ASCOLI – «Oltre 1.500 piante di oliva tenera ascolana, allevate a palmetta, e circa 600 piante di oliva da olio, sparse su un terreno a seminativo, risultano irrimediabilmente prive delle necessarie cure colturali. Tanto che, a questo punto, la cura non potrà essere altra che quella dell’abbattimento di tutto il patrimonio arboreo, con conseguente deprezzamento del valore catastale di oltre il 50 per cento di quelle terre». A lanciare l’allarme, ancora una volta, è il perito agrario ascolano Franco Passarini, che riporta d’attualità il problema relativo alla gestione dei terreni di Campolungo, di proprietà del Comune di Ascoli e, prima ancora, dell’ex Opera Pia Sgariglia.
La storia
Per comprendere meglio la situazione, però, occorre fare qualche passo indietro.

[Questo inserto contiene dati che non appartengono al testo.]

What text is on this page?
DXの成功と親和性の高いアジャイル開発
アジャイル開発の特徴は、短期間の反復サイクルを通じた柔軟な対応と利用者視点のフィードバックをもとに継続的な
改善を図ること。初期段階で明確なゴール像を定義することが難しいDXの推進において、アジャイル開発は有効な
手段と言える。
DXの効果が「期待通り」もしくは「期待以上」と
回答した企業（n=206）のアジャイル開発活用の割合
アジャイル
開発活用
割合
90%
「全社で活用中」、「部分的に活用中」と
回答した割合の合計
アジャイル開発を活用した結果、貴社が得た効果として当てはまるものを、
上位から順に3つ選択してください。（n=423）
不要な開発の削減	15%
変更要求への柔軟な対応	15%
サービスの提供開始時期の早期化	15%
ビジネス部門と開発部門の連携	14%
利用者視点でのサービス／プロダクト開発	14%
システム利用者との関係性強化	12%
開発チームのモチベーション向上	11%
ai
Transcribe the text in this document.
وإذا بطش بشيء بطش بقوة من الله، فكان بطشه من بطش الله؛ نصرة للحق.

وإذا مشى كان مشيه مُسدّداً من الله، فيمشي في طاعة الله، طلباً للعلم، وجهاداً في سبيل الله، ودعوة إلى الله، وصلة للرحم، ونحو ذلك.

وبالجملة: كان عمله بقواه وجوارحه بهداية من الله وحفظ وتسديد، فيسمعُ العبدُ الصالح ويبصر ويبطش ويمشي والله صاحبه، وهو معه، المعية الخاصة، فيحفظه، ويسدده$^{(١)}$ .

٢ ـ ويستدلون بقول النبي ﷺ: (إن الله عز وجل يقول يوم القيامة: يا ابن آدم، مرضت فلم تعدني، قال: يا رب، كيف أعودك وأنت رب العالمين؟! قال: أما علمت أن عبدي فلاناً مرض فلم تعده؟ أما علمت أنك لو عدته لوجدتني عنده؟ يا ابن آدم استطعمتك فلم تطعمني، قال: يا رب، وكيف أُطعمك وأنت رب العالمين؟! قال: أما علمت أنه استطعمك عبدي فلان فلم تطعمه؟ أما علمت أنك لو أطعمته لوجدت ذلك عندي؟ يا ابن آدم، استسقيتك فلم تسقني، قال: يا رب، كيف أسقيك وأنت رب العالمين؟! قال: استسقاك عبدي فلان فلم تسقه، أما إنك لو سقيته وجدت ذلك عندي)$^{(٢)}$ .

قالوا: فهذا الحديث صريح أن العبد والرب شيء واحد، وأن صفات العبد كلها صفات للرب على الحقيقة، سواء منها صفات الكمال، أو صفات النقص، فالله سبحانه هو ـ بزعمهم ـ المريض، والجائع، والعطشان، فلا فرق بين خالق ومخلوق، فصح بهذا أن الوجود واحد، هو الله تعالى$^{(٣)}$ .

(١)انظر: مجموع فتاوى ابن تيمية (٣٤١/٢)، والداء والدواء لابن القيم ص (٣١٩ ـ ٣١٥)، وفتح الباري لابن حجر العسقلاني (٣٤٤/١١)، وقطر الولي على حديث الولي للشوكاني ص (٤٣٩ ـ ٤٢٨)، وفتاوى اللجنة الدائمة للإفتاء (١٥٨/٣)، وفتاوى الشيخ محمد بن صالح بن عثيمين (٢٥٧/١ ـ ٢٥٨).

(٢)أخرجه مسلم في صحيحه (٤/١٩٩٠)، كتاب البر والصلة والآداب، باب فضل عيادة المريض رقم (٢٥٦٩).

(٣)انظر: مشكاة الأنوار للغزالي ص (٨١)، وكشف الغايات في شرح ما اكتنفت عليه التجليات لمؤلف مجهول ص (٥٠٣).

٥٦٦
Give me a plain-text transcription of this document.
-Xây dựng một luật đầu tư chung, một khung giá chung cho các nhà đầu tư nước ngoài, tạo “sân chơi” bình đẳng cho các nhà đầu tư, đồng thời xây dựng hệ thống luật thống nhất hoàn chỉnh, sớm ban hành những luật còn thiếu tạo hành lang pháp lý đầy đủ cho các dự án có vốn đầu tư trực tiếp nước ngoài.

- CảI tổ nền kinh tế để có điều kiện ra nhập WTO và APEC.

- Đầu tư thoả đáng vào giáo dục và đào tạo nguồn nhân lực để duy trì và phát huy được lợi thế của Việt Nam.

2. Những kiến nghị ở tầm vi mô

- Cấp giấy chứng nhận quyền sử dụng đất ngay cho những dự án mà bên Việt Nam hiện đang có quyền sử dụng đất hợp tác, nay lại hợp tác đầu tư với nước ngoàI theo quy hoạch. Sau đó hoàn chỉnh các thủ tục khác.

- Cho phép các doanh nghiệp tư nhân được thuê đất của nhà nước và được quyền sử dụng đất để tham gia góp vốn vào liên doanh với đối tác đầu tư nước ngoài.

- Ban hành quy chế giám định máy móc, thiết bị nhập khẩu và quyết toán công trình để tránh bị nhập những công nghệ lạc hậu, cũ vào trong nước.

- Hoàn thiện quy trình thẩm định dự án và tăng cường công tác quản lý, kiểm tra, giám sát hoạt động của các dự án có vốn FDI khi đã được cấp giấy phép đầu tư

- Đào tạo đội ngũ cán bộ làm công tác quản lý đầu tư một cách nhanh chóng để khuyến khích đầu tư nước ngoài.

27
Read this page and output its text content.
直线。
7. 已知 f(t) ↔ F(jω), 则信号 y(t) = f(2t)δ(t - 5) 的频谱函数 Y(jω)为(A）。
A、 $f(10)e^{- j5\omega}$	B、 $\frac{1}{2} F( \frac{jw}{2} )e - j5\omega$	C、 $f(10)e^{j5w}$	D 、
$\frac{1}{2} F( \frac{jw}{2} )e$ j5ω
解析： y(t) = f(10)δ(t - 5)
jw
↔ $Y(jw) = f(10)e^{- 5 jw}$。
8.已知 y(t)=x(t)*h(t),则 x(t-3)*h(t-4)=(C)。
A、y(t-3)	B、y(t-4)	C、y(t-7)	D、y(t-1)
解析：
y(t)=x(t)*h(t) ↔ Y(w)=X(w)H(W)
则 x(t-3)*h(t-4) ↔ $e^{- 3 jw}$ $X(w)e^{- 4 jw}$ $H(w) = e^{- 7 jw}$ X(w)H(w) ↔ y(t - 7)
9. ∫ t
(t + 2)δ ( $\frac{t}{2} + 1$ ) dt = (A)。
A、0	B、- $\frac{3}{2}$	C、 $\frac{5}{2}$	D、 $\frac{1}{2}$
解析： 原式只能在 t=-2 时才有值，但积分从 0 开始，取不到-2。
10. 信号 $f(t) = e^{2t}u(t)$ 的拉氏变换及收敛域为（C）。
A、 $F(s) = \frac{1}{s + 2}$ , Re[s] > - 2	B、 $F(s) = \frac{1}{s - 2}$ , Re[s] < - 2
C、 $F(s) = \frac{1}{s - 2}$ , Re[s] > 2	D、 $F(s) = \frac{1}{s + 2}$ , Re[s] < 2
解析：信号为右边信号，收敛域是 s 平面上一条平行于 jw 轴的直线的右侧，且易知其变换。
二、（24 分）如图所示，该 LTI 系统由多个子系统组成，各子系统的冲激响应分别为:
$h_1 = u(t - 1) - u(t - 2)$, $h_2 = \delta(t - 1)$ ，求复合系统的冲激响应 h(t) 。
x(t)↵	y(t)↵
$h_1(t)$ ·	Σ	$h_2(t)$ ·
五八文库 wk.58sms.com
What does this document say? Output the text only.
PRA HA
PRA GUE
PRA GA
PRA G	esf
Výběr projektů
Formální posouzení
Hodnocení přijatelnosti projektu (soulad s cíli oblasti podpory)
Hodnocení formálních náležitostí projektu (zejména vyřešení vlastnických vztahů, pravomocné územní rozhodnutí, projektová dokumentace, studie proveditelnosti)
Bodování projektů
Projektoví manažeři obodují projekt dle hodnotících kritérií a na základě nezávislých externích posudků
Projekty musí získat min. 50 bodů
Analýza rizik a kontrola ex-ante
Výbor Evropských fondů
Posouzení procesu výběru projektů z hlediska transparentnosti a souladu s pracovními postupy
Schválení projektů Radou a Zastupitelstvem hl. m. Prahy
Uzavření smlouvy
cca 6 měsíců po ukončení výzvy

Dal 1948 al 1955, infatti, le proprietà agrarie degli allora “Istituti Riuniti di Cura e Ricovero”, di circa 1.400 ettari, vennero gestite dal perito Eugenio Passarini, in qualità di direttore tecnico e amministrativo. In quel periodo cominciarono le trasformazioni agrarie e fondiarie, vennero installati i servizi igienici su oltre 60 case coloniche, nonché impiantati filari di viti e olive consociate a piante da frutto. Con il suo lavoro, quindi, Passarini portò per primo, attraverso tali migliorie, un benessere economico a circa 200 famiglie picene condotte a mezzadria. L’ente, poi, venne soppresso e la proprietà agraria venne suddivisa tra l’ospedale Mazzoni e il Comune di Ascoli.
Il lavoro del perito, poi, fu proseguito da Franco Passarini, su incarico dell’allora sindaco Mario Cataldi, fino al 1982. Nei quindici anni successivi, i terreni vennero affidati ai privati e ci furono perdite ingenti, con Passarini che venne richiamato nel 1997 come amministratore proprio del patrimonio ex Sgariglia. Nel 2000 i terreni vennero affittati a un coltivatore diretto, al quale il Comune, nel 2008, fece causa per inadempienza nel pagamento di sei anni di affitto. Il coltivatore venne condannato al pagamento di 210mila euro, che il Comune non ha mai riscosso.
E così Passarini ha deciso di tornare alla carica per difendere quei terreni. «Perché l’ufficio comunale competente non controllò mai in merito al pagamento dei canoni? – scrive l’agronomo -. Inoltre, nel dicembre del 2008 il Comune avrebbe dovuto bandire un’asta pubblica per far sì che tali colture ricevessero le opportune cure. Questi terreni si trovano, da decenni, in stato di abbandono. Se non si deciderà di intraprendere un serio programma di conservazione, è già scritto che in quelle terre resterà soltanto desolazione, causando un danno economico ma anche nei confronti della storia e delle tradizioni della nostra terra».